Final answer:
To find the probabilities of winning or losing the scratch off tickets and expected values, we use the given probabilities for each outcome and apply geometric probabilities for the number of tickets played. We adjust calculations according to the modified strategy when the budget increases to $10.
Step-by-step explanation:
To answer the student's question about scratch off tickets, we need to calculate probabilities and expected values:
a) Probability of Winning or Losing
You win $20 with probability 1/10, get a free ticket with probability 1/2, and lose with probability 2/5. To find the likelihood of winning $20, let's note that getting a free ticket is an opportunity to try again. So, the probability of winning is the sum of the probabilities of winning on the first ticket, plus winning after any number of free tickets.
b) Expected Winnings
The expected winnings are calculated by multiplying each outcome by its probability and summing these products.

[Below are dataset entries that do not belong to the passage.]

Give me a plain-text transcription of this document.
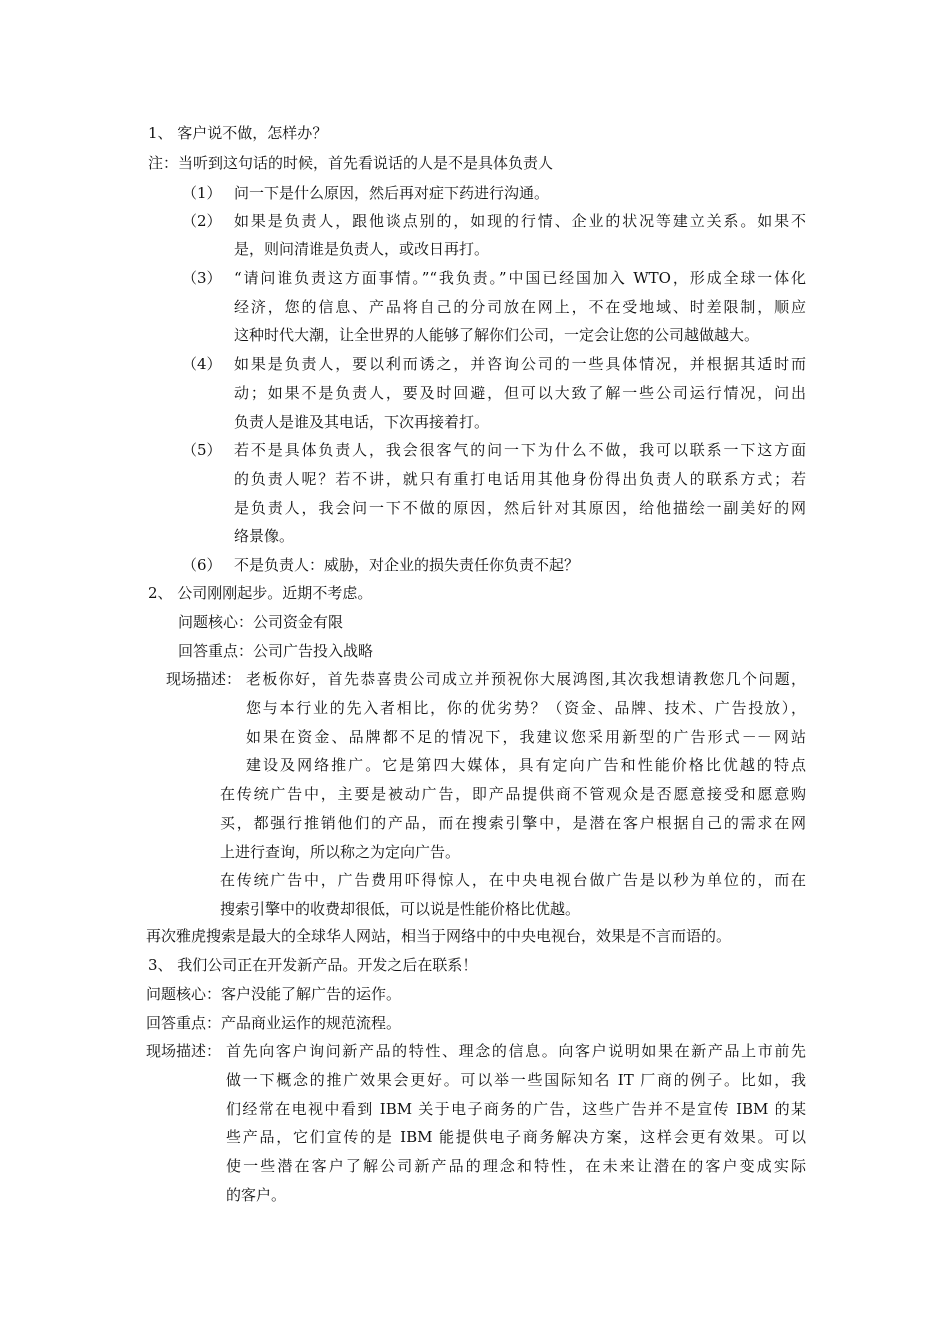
1、 客户说不做，怎样办？
注：当听到这句话的时候，首先看说话的人是不是具体负责人
（1） 问一下是什么原因，然后再对症下药进行沟通。
（2） 如果是负责人，跟他谈点别的，如现的行情、企业的状况等建立关系。如果不
是，则问清谁是负责人，或改日再打。
（3） “请问谁负责这方面事情。”“我负责。”中国已经国加入 WTO，形成全球一体化
经济，您的信息、产品将自己的分司放在网上，不在受地域、时差限制，顺应
这种时代大潮，让全世界的人能够了解你们公司，一定会让您的公司越做越大。
（4） 如果是负责人，要以利而诱之，并咨询公司的一些具体情况，并根据其适时而
动；如果不是负责人，要及时回避，但可以大致了解一些公司运行情况，问出
负责人是谁及其电话，下次再接着打。
（5） 若不是具体负责人，我会很客气的问一下为什么不做，我可以联系一下这方面
的负责人呢？若不讲，就只有重打电话用其他身份得出负责人的联系方式；若
是负责人，我会问一下不做的原因，然后针对其原因，给他描绘一副美好的网
络景像。
（6） 不是负责人：威胁，对企业的损失责任你负责不起？
2、 公司刚刚起步。近期不考虑。
问题核心：公司资金有限
回答重点：公司广告投入战略
现场描述： 老板你好，首先恭喜贵公司成立并预祝你大展鸿图,其次我想请教您几个问题，
您与本行业的先入者相比，你的优劣势？（资金、品牌、技术、广告投放），
如果在资金、品牌都不足的情况下，我建议您采用新型的广告形式－－网站
建设及网络推广。它是第四大媒体，具有定向广告和性能价格比优越的特点
在传统广告中，主要是被动广告，即产品提供商不管观众是否愿意接受和愿意购
买，都强行推销他们的产品，而在搜索引擎中，是潜在客户根据自己的需求在网
上进行查询，所以称之为定向广告。
在传统广告中，广告费用吓得惊人，在中央电视台做广告是以秒为单位的，而在
搜索引擎中的收费却很低，可以说是性能价格比优越。
再次雅虎搜索是最大的全球华人网站，相当于网络中的中央电视台，效果是不言而语的。
3、 我们公司正在开发新产品。开发之后在联系！
问题核心：客户没能了解广告的运作。
回答重点：产品商业运作的规范流程。
现场描述： 首先向客户询问新产品的特性、理念的信息。向客户说明如果在新产品上市前先
做一下概念的推广效果会更好。可以举一些国际知名 IT 厂商的例子。比如，我
们经常在电视中看到 IBM 关于电子商务的广告，这些广告并不是宣传 IBM 的某
些产品，它们宣传的是 IBM 能提供电子商务解决方案，这样会更有效果。可以
使一些潜在客户了解公司新产品的理念和特性，在未来让潜在的客户变成实际
的客户。
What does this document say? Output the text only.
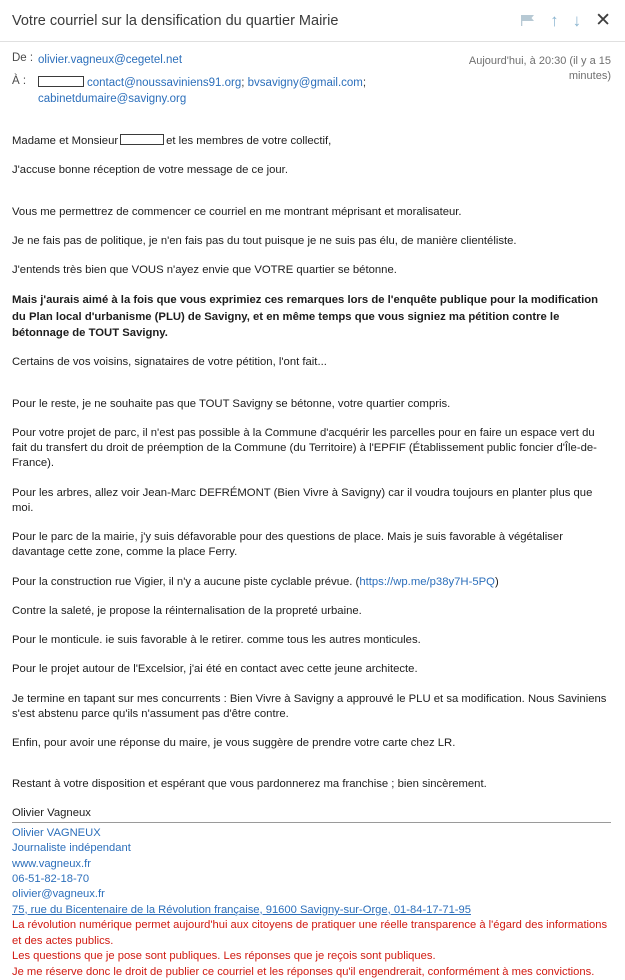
Votre courriel sur la densification du quartier Mairie	↑ ↓ ✕
De : olivier.vagneux@cegetel.net
À :	contact@noussaviniens91.org; bvsavigny@gmail.com; cabinetdumaire@savigny.org
Aujourd'hui, à 20:30 (il y a 15 minutes)

Madame et Monsieur	et les membres de votre collectif,

J'accuse bonne réception de votre message de ce jour.

Vous me permettrez de commencer ce courriel en me montrant méprisant et moralisateur.

Je ne fais pas de politique, je n'en fais pas du tout puisque je ne suis pas élu, de manière clientéliste.

J'entends très bien que VOUS n'ayez envie que VOTRE quartier se bétonne.

Mais j'aurais aimé à la fois que vous exprimiez ces remarques lors de l'enquête publique pour la modification du Plan local d'urbanisme (PLU) de Savigny, et en même temps que vous signiez ma pétition contre le bétonnage de TOUT Savigny.

Certains de vos voisins, signataires de votre pétition, l'ont fait...

Pour le reste, je ne souhaite pas que TOUT Savigny se bétonne, votre quartier compris.

Pour votre projet de parc, il n'est pas possible à la Commune d'acquérir les parcelles pour en faire un espace vert du fait du transfert du droit de préemption de la Commune (du Territoire) à l'EPFIF (Établissement public foncier d'Île-de-France).

Pour les arbres, allez voir Jean-Marc DEFRÉMONT (Bien Vivre à Savigny) car il voudra toujours en planter plus que moi.

Pour le parc de la mairie, j'y suis défavorable pour des questions de place. Mais je suis favorable à végétaliser davantage cette zone, comme la place Ferry.

Pour la construction rue Vigier, il n'y a aucune piste cyclable prévue. (https://wp.me/p38y7H-5PQ)

Contre la saleté, je propose la réinternalisation de la propreté urbaine.

Pour le monticule. ie suis favorable à le retirer. comme tous les autres monticules.

Pour le projet autour de l'Excelsior, j'ai été en contact avec cette jeune architecte.

Je termine en tapant sur mes concurrents : Bien Vivre à Savigny a approuvé le PLU et sa modification. Nous Saviniens s'est abstenu parce qu'ils n'assument pas d'être contre.

Enfin, pour avoir une réponse du maire, je vous suggère de prendre votre carte chez LR.

Restant à votre disposition et espérant que vous pardonnerez ma franchise ; bien sincèrement.

Olivier Vagneux
Olivier VAGNEUX
Journaliste indépendant
www.vagneux.fr
06-51-82-18-70
olivier@vagneux.fr
75, rue du Bicentenaire de la Révolution française, 91600 Savigny-sur-Orge, 01-84-17-71-95
La révolution numérique permet aujourd'hui aux citoyens de pratiquer une réelle transparence à l'égard des informations et des actes publics.
Les questions que je pose sont publiques. Les réponses que je reçois sont publiques.
Je me réserve donc le droit de publier ce courriel et les réponses qu'il engendrerait, conformément à mes convictions.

c) Expected Number of Tickets Played
The expected number of tickets played can be found using geometric probability, as getting a free ticket can be considered a 'success' in continuing to play.
d) Probabilities with $10
With an extra $5, there are more possible outcomes to consider, including winning after one or two losses and losing twice. We must calculate each of these probabilities, considering the new conditions.
e) Expected Winnings with $10
The expected winnings can again be found by multiplying each monetary outcome by its probability and summing these products under the new strategy.
f) Expected Number of Tickets with $10
The expected number of tickets when using the $10 strategy can be found similarly to part c, adjusting for the possibility of losing twice.